Radio telescopes produce visibility data about celestial objects, but these data are sparse and noisy. As a result, images created on raw visibility data are of low quality. Recent studies have used deep learning models to reconstruct visibility data to get cleaner images. However, these methods rely on a substantial amount of labeled training data, which requires significant labeling effort from radio astronomers. Addressing this challenge, we propose VisRec, a model-agnostic semi-supervised learning approach to the reconstruction of visibility data. Specifically, VisRec consists of both a supervised learning module and an unsupervised learning module. In the supervised learning module, we introduce a set of data augmentation functions to produce diverse training examples. In comparison, the unsupervised learning module in VisRec augments unlabeled data and uses reconstructions from non-augmented visibility data as pseudo-labels for training. This hybrid approach allows VisRec to effectively leverage both labeled and unlabeled data. This way, VisRec performs well even when labeled data is scarce. Our evaluation results show that VisRec outperforms all baseline methods in reconstruction quality, robustness against common observation perturbation, and generalizability to different telescope configurations.

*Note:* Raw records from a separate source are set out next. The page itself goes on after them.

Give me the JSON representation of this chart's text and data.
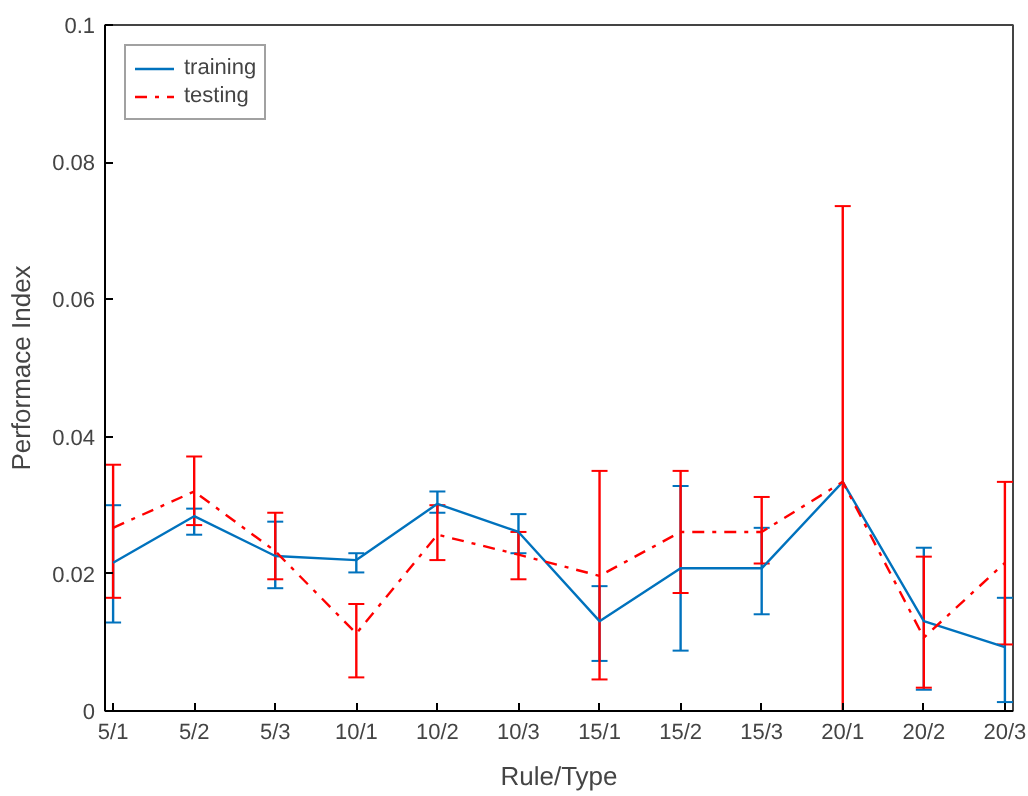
{
  "chart_data": {
    "type": "line",
    "xlabel": "Rule/Type",
    "ylabel": "Performace Index",
    "categories": [
      "5/1",
      "5/2",
      "5/3",
      "10/1",
      "10/2",
      "10/3",
      "15/1",
      "15/2",
      "15/3",
      "20/1",
      "20/2",
      "20/3"
    ],
    "ylim": [
      0,
      0.1
    ],
    "yticks": [
      0,
      0.02,
      0.04,
      0.06,
      0.08,
      0.1
    ],
    "grid": false,
    "legend": "top left",
    "marker": "none",
    "series": [
      {
        "name": "training",
        "color": "#0072bd",
        "line_style": "solid",
        "values": [
          0.0216,
          0.0284,
          0.0226,
          0.022,
          0.0302,
          0.0261,
          0.0131,
          0.0208,
          0.0208,
          0.0334,
          0.0131,
          0.0093
        ],
        "errors": [
          [
            0.0129,
            0.03
          ],
          [
            0.0257,
            0.0295
          ],
          [
            0.0179,
            0.0276
          ],
          [
            0.0202,
            0.023
          ],
          [
            0.0289,
            0.032
          ],
          [
            0.023,
            0.0287
          ],
          [
            0.0073,
            0.0182
          ],
          [
            0.0088,
            0.0328
          ],
          [
            0.0141,
            0.0267
          ],
          null,
          [
            0.0031,
            0.0238
          ],
          [
            0.0013,
            0.0165
          ]
        ]
      },
      {
        "name": "testing",
        "color": "#ff0000",
        "line_style": "dashed",
        "values": [
          0.0267,
          0.032,
          0.0233,
          0.0113,
          0.0257,
          0.0228,
          0.0197,
          0.0261,
          0.0261,
          0.0334,
          0.0107,
          0.0216
        ],
        "errors": [
          [
            0.0165,
            0.0359
          ],
          [
            0.0271,
            0.0371
          ],
          [
            0.0192,
            0.0289
          ],
          [
            0.0049,
            0.0156
          ],
          [
            0.022,
            0.03
          ],
          [
            0.0192,
            0.0261
          ],
          [
            0.0046,
            0.035
          ],
          [
            0.0172,
            0.035
          ],
          [
            0.0215,
            0.0312
          ],
          [
            0,
            0.0736
          ],
          [
            0.0034,
            0.0225
          ],
          [
            0.0097,
            0.0334
          ]
        ]
      }
    ]
  }
}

To run the demos, please download public dataset presented by Wu et al.[1].
Then modify the related path in the code.
Set up the conda environment using the requirements.txt file.
Run the train_model.sh script from command line:
sh ./train_model.sh
Modify the paths in eval_model.sh script.
Run the eval_model.sh script from command line:
sh ./eval_model.sh
The results will be saved in the '../test_res1' folder, including visibility reconstruction and resultant image.
Evaluate the results with SSIM, PSNR, LFD:
python metrics.py
Modify the paths in train_model.sh script. Also, please modify the paths in galaxy.py dataset_setting.py and myfft.py
Run the train_model.sh script from command line:
sh ./train_model.sh
Modify the paths in eval_model.sh script.
Run the eval_model.sh script from command line:
sh ./eval_model.sh
Evaluate the results with SSIM, PSNR, LFD:
python metrics.py
[1] Wu, Benjamin, et al. "Neural Interferometry: Image Reconstruction from Astronomical Interferometers using Transformer-Conditioned Neural Fields." Proceedings of the AAAI Conference on Artificial Intelligence. Vol. 36. No. 3. 2022.